6√(8 x 25) = 6√(200). That's the final answer. In some cases, it may be possible to simplify these expressions. For example, you can simplify this expression if you find a number that can be multiplied six times by itself that is a factor of 200. However, in that case the expression cannot be simplified any further.

## Tips

• If a "coefficient" is separated from the radical sign by a plus or minus sign, then it is not a coefficient; it is a separate term that must be dealt with separately from the stem. If a stem and another term are surrounded by the same parentheses - for example, (2 + √5) -, you must treat them separately when performing operations inside the parentheses, but when performing operations outside the parentheses, you must treat (2 + √5) as a whole unit.

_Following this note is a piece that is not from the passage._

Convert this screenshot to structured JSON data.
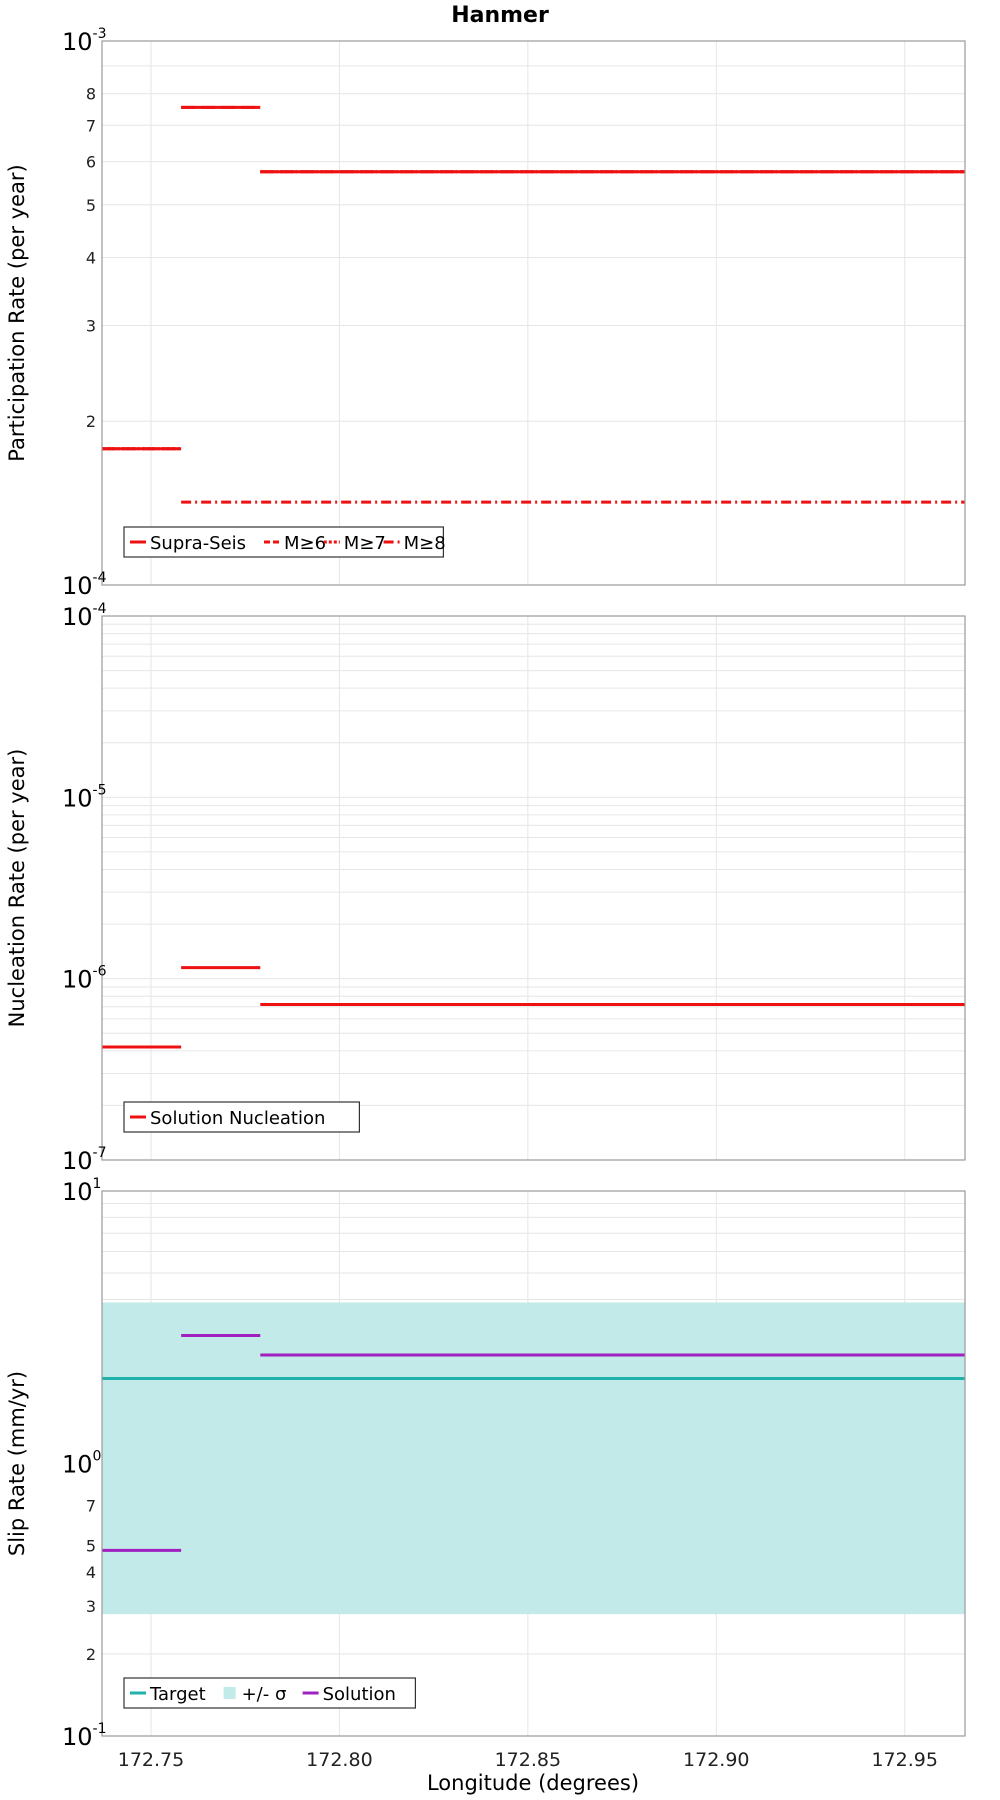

• A radical sign is another way to identify a fractional exponent. In other words, the square root of any number is the same as that number to the 1/2 power; the cubic root of any number is the same as that number raised to the 1/3 power; and so on.
• A "coefficient" is the number, if any, placed directly in front of the radical sign. For example, in the expression (2 + √5), the number 5 is below the radical sign, and the number 2, which is outside the radical, is the coefficient. When a radical and a coefficient are put together, it is understood to be the same as multiplying the radical by the coefficient, or, continuing the previous example, 2 * √5.